Nvidia Corp. this week formally announced two new Tesla compute accelerators that are based on the code-named Kepler architecture. The Tesla K10 - based on the well-known GK104 chip - will become available shortly and will be aimed at those, who need maximum raw single-precision compute performance here and now. The Tesla K20, which will show up late this year, promises to be a performance monster thanks to GK110 chip with whopping 7 billion transistors.
The Nvidia Tesla "K10" compute card is based on two GK104 GPUs that deliver an aggregate peak performance of 4.58TFLOPS single precision, 0.190TFLOPS double precision and 320GB/s of m memory bandwidth. The Tesla "K10" is optimized for customers in oil and gas exploration and the defense industry.

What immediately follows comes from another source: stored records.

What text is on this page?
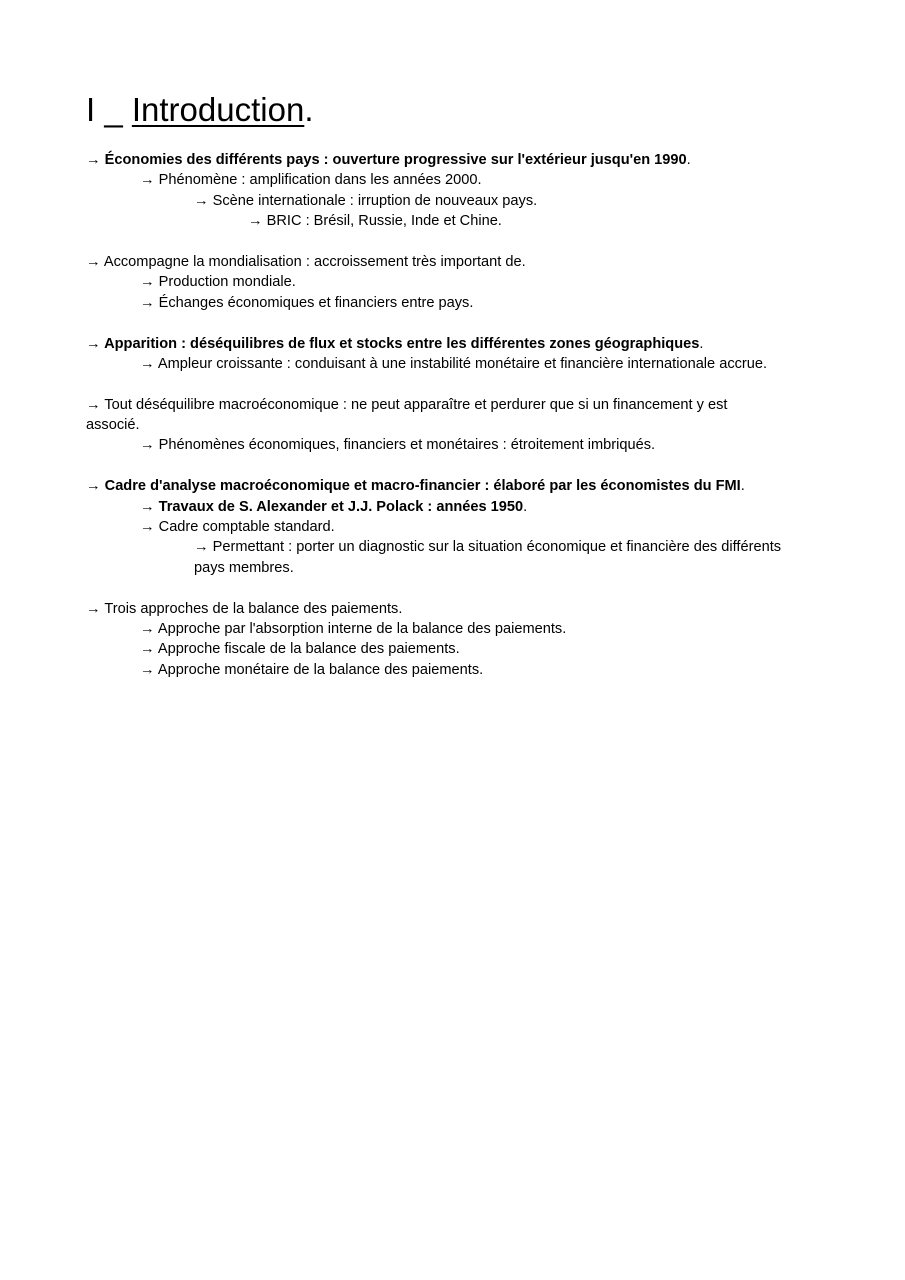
I _ Introduction.
→ Économies des différents pays : ouverture progressive sur l'extérieur jusqu'en 1990.
→ Phénomène : amplification dans les années 2000.
→ Scène internationale : irruption de nouveaux pays.
→ BRIC : Brésil, Russie, Inde et Chine.
→ Accompagne la mondialisation : accroissement très important de.
→ Production mondiale.
→ Échanges économiques et financiers entre pays.
→ Apparition : déséquilibres de flux et stocks entre les différentes zones géographiques.
→ Ampleur croissante : conduisant à une instabilité monétaire et financière internationale accrue.
→ Tout déséquilibre macroéconomique : ne peut apparaître et perdurer que si un financement y est
associé.
→ Phénomènes économiques, financiers et monétaires : étroitement imbriqués.
→ Cadre d'analyse macroéconomique et macro-financier : élaboré par les économistes du FMI.
→ Travaux de S. Alexander et J.J. Polack : années 1950.
→ Cadre comptable standard.
→ Permettant : porter un diagnostic sur la situation économique et financière des différents
pays membres.
→ Trois approches de la balance des paiements.
→ Approche par l'absorption interne de la balance des paiements.
→ Approche fiscale de la balance des paiements.
→ Approche monétaire de la balance des paiements.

Since the K10 compute board is powered by GK104 chip, which is generally meant for graphics processing, it does not deliver really strong double precision performance and will not be a good solution for many fields of high performance computing.
The flagship compute solution based on Kepler architecture will be Tesla K20, which will be based on GK110 graphics processing unit. The latter will be a monster chip containing whopping 7.1 billion transistors, 15 streaming multiprocessors with total of 2880 stream processors and "delivering three times more double precision [performance] compared to Fermi architecture-based Tesla products", according to Nvidia. Given the fact that the highest-end Tesla 2090 provides 0.665TFLOPS of DP performance, the Tesla "K20" has potential to deliver up to enormous 2TFLOPS DP, although Nvidia claims about "over 1TFLOPS" (which is not that impressive, considering the fact that AMD Radeon HD 7970 hits 947TFLOPS DP at 925MHz).

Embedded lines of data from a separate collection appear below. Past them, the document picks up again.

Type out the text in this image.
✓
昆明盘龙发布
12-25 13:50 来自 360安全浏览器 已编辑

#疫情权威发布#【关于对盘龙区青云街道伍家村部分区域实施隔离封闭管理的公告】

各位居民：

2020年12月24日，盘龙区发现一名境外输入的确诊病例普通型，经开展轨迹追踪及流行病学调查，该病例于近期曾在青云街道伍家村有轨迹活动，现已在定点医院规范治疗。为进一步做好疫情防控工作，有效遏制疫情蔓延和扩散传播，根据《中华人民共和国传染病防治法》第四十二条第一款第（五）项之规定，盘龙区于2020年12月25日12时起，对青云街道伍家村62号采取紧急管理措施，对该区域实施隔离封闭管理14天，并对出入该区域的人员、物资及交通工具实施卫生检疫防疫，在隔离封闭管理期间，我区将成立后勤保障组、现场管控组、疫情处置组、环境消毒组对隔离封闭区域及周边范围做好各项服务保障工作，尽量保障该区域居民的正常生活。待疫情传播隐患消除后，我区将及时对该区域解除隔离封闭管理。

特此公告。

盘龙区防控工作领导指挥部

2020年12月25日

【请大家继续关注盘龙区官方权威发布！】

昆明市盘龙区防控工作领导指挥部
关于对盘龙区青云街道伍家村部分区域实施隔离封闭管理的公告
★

But in addition to enormous transistor count and high performance, the GK110 will offer new capabilities that are not available on other chips:
- Dynamic Parallelism enables GPU threads to dynamically spawn new threads, allowing the GPU to adapt dynamically to the data. This simplifies parallel programming, enabling GPU acceleration of a broader set of popular algorithms, such as adaptive mesh refinement, fast multipole methods and multigrid methods.

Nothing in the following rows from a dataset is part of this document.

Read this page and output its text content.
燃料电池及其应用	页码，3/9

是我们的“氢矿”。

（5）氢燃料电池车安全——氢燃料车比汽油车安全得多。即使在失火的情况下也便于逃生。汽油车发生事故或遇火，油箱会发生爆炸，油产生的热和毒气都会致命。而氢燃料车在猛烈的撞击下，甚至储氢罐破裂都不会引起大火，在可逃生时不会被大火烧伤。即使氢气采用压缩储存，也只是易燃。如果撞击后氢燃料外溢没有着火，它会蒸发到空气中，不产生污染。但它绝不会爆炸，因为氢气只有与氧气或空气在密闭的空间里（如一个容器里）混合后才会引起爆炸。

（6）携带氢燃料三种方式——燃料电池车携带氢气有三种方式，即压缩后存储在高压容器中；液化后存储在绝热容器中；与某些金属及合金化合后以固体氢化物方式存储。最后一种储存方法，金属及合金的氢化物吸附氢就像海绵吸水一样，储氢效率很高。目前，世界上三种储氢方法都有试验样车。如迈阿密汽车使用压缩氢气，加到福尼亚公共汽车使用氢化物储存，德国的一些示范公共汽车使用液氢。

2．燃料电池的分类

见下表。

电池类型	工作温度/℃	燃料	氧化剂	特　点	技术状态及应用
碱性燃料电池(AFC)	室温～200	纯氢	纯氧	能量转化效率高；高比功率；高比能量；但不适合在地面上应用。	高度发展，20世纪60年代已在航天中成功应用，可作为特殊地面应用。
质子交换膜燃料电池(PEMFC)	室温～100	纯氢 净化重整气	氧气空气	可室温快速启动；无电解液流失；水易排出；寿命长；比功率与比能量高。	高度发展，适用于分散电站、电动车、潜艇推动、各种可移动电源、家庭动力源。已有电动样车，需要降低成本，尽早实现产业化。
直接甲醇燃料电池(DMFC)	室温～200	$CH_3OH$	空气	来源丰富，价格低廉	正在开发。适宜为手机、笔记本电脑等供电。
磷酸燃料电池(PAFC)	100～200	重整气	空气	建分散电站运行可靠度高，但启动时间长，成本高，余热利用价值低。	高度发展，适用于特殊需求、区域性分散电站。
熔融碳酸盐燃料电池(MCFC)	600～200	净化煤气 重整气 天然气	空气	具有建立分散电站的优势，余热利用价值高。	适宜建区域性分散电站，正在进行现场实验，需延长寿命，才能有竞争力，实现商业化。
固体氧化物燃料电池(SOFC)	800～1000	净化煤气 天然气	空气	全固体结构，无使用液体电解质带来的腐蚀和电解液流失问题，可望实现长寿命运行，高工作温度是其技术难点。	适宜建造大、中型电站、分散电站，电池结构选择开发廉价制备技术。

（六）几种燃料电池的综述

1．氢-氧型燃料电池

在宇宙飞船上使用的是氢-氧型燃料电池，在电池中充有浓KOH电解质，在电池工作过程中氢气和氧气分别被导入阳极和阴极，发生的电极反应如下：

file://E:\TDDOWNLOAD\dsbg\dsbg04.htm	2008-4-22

- Hyper-Q enables multiple CPU cores to simultaneously use the CUDA architecture cores on a single Kepler GPU, which increases GPU utilization, slashing CPU idle times and advancing programmability. Hyper-Q is ideal for cluster applications that use MPI, according to Nvidia.
The GK110 GPU is expected to be incorporated into the new Titan supercomputer at the Oak Ridge National Laboratory in Tennessee and the Blue Waters system at the National Center for Supercomputing Applications at the University of Illinois at Urbana-Champaign.
Nvidia Tesla K20 is planned to be available in the fourth quarter of 2012.